The market had priced in a 90 per cent chance of the Bank of England raising UK interest rates to 0.75 per cent today (2 August) which has caused investors in bond funds to head for the exit.

These outflows compared with inflows of £368m into the asset class in May.

Many bonds would be expected to fall in price as rates rise because higher interest rates on cash deposits forces those issuing new bonds to offer a higher interest rate to maintain the gap between the return available on the low risk option of cash, and the higher risk bond option.

As a result of new bonds coming to the market offering a higher rate of interest, the prices of existing bonds at a lower rate would fall in price due to lower demand. That is how, when bond yields rise, bond prices fall.

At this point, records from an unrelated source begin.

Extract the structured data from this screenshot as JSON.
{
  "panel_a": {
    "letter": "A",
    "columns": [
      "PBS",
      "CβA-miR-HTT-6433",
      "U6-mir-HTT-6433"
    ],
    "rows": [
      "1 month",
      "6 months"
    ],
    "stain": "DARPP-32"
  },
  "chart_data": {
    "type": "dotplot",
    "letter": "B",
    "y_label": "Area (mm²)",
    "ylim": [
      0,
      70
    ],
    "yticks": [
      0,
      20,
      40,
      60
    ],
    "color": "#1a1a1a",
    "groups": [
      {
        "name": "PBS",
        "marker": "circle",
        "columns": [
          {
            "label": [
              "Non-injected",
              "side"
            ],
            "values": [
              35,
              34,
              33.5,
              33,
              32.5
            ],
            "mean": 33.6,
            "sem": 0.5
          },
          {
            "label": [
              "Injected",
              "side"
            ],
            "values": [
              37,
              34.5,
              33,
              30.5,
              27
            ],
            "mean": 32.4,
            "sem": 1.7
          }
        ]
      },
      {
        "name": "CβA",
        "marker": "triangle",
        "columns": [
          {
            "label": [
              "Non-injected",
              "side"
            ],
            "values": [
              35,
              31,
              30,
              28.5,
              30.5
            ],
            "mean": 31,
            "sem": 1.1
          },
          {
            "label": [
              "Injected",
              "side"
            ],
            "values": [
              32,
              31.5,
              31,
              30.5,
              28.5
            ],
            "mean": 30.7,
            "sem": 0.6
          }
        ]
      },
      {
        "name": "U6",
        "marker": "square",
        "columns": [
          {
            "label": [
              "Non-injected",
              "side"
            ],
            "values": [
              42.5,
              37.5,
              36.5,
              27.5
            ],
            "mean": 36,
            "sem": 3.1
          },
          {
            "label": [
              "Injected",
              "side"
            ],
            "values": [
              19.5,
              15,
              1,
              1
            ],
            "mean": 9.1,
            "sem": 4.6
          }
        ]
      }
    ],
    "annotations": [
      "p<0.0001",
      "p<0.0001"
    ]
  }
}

That means many of the the assets currently held in bond funds will fall in value if UK interest rates rise.  

There were also signs that sentiment towards UK equity funds was shifting as investors withdrew £280m in net outflows in June, compared with the £1.2bn withdrawn from UK-focused funds in May.

Mixed asset funds topped the sales chart in June with net inflows of £430m, while global equity funds were the most popular equity investment, attracting inflows of £291m.

Caspar Rock, chief investment officer at Cazenove Capital, said that while many equity investors had declared the UK stock market to be cheap due to the dominance of companies with overseas earnings, he believed the sectors that provide the income, such as mining and oil, were themselves bad value.

Laura Suter, personal finance analyst at AJ Bell said: "Investors are preferring to put their cash overseas, pegging their fortunes on higher growth nations. America has been the biggest beneficiary, with the tax cuts and strong economy drawing investors in, who allocated almost £250m to the US in June.

"Total assets under management stayed pretty flat in June, falling by 0.5 per cent, but investors are clearly not bullish on markets as they put 75 per cent less money into investment funds when compared to June last year.

"With interest rates rising, it will be interesting to see in next month’s figures how investors react to this news and whether they shift their allocations back into UK equity funds amid hopes of a stronger economy."